Dilsel öğrenim açısından çocuk şiirinin köpüğü, imge ve metaforlardır. Çocukların düş gücü, gerçekliğe ulaşan kestirme yollardan biridir. Bir çocuğa “Bugün babam oyuncakla girdi kapıdan, yüreğim bayram yeri” denildiği zaman, çocuğun bu dizeyi babasının oyuncak getirmesinden doğan mutluluğunu ifade eden bir cümle olduğunu kolaylıkla kavraması bu kestirme anlamlandırmaya örnek olarak verilebilir. Çocuk okurlar ne kadar fazla imgesel ifadelerle buluşturulursa dili anlama ve kullanma pratikleri de o derece zenginleşecektir. Kelime hazinelerinin gelişmesi, edebî bir türü okuduklarında çocuklardan hâlihazırda beklenen pragmatist bir tavır olduğu için bu kazanım üzerine uzun uzun eğilmeye gerek yoktur. Çocuklar için yazılmış olan şiirlerin, dil gelişimindeki rolü tüm edebî türlerin üzerindedir. Hayal dünyasına etkisi de masalla yarışacak kadar kuvvetlidir. Özellikle söz konusu hayal gücü gelişimi olunca, şiir ve masal kitaplarının ortak yönlerini biraz daha irdelenebilir. Çocuk kitaplarının bir çocuğunun eğitim yaşamında ve hayal dünyasının gelişiminde önemli bir değişken olduğu muhakkaktır. Okul öncesi dönemden itibaren çocukları renk, çizgi ve estetik dille tanıştıran ilk araçlardır kitaplar. Küçük yaşlarda estetik yönünden nitelikli yapıtlarla karşılaşan çocukların geleceğe dair tasavvurları daha geniş bir yelpazeyle şekillenecek, hayata bakışı da daha estetik olacaktır. Sedat Sever’in şu görüşü tam da bu açımlamayı destekler niteliktedir: “Okuma eyleminde, kitaptaki anlatılanları dinleme ve kitaba bakma, çocuğun düş ve düşlem gücü ile imgesel düşünme yetisinin gelişimini destekler. Bu dönemde kurulan çocuk- kitap ilişkisi çocuğun yaşamının diğer evrelerinde kitapla kuracağı ilişkinin niteliğini de belirleyen ilk önemli etkinliktir” (Sever 21).

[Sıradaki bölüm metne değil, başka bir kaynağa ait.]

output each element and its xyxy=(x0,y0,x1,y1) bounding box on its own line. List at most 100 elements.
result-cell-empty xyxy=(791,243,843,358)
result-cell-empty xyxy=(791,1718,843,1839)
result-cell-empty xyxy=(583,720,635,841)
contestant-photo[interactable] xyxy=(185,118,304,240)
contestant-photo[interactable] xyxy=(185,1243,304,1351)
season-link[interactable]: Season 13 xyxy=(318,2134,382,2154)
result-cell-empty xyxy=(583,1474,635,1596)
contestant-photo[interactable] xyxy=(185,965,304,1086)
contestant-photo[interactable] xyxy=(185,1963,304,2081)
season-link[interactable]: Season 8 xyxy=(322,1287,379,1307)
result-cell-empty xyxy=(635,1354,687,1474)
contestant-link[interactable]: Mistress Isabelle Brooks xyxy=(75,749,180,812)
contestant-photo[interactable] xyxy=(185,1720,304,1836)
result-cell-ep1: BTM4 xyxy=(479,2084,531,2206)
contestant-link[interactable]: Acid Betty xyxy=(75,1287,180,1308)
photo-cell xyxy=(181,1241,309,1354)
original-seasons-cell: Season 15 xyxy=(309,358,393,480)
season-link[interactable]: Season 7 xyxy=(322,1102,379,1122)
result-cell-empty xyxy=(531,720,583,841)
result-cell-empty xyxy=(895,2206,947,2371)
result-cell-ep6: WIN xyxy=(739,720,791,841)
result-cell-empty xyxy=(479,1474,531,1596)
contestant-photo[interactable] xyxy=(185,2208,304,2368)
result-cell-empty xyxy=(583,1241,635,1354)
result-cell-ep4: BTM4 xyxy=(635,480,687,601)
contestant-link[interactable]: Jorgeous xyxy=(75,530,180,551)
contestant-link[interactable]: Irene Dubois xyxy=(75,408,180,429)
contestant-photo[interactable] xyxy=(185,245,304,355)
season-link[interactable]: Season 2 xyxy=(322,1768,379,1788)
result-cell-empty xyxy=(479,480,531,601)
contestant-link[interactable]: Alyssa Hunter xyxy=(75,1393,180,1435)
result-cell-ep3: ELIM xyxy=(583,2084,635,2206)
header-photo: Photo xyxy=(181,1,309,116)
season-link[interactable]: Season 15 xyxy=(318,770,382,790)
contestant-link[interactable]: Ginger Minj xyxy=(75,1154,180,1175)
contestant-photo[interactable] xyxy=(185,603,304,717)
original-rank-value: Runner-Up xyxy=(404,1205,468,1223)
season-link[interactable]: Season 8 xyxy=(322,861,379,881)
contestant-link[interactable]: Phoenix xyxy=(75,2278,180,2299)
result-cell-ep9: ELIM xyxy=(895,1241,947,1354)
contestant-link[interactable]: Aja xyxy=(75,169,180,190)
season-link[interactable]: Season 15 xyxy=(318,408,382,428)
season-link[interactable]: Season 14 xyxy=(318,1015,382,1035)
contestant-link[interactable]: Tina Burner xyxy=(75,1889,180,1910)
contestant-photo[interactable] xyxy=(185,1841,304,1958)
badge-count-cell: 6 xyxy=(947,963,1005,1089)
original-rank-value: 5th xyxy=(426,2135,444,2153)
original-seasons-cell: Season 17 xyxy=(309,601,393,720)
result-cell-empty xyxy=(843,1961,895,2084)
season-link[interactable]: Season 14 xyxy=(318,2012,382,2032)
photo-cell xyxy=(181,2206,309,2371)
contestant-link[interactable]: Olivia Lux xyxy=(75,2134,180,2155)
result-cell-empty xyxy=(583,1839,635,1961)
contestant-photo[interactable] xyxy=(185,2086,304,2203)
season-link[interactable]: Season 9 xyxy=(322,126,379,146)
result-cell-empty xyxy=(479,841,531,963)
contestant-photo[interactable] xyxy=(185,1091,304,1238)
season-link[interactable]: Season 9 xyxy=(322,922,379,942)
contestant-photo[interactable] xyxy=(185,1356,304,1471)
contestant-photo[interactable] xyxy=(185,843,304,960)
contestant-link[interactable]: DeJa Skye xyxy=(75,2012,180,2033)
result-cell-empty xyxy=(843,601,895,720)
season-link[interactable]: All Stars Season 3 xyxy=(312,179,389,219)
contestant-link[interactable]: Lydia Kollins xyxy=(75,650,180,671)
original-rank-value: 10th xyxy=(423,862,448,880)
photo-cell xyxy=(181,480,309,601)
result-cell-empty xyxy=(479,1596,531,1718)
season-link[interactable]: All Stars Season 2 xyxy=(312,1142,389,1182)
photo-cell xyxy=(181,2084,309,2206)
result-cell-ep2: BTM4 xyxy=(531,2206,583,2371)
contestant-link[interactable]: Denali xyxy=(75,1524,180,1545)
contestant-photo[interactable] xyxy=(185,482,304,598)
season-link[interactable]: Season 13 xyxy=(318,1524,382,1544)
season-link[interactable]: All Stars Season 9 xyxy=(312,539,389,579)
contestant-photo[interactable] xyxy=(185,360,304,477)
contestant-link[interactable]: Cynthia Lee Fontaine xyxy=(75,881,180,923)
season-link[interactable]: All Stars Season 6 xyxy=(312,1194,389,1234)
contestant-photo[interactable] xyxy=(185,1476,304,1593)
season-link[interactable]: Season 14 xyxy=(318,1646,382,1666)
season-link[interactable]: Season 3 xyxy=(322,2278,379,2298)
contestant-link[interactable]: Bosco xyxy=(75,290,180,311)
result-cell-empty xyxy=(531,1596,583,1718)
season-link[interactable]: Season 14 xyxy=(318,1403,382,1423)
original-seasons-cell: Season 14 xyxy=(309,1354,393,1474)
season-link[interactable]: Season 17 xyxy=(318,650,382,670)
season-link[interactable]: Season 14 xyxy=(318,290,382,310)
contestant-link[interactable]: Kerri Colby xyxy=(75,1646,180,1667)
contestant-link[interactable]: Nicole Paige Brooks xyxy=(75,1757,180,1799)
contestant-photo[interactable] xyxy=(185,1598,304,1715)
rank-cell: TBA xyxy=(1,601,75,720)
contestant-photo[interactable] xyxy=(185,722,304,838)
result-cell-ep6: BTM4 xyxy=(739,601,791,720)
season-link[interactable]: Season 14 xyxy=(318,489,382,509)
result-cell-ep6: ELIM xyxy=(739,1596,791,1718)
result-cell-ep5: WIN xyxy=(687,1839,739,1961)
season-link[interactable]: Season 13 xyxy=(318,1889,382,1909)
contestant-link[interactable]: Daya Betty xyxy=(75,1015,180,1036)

Çocuğun dil evrenini geliştirici kitaplar yazmanın şüphesiz ki başat şartı çocuğa görelik ilkesidir. Son yıllarda çocuğa görelikle çocuksu dil birbiriyle karıştırıldığından olsa gerek, çoksatan bazı popüler çocuk kitaplarında çocuğa yapay bir sesleniş görülmektedir. Çocuğun anlam evrenini küçümseyen ve çocuksu bir dille basitçe yazılmış şiirlerin okuruna faydadan çok zarar verebileceği unutulmaktadır. Oysa bu durum, çocukları nitelikli bir okuma kültüründen uzaklaştırabileceği gibi, çocuğun dil ve hayal dünyası gelişimini de baltalamaktadır. Basit cümlelerle yapay bir şekilde yazılmış olan bir şiir, çocuğa metinler arası yapacağı metafor ve imgelem yolculuğunda eşlik edemez. Çocuğa ders vermek niyetini somut bir şekilde dile getiren şiirler de çocuğun okuma eyleminden zevk almasına engel olur. Bilhassa çocuğun anlam evrenine seslenen, yazınsal niteliği merkezine alarak çocuğu ipuçlarıyla keşfe çıkaran şiirler, şairin çocuk tarafında durmasının bir göstergesidir. Şiirin poetik gücü, ancak şairin duyumsatıcı diliyle birleşince çocukları cezbedecektir.

 

Kaynakça

Çocuk Edebiyatı Yıllığı. Haz. Mustafa Ruhi Şirin. İstanbul: Gökyüzü Yayınları, 1987.

Durbaş, Refik. Çırak Çıktı Çocukluğum. İstanbul: Uçanat Yayınları, 2017.

Sever, Sedat. Çocuk ve Edebiyat. İzmir: Tudem Yayınları, 2021.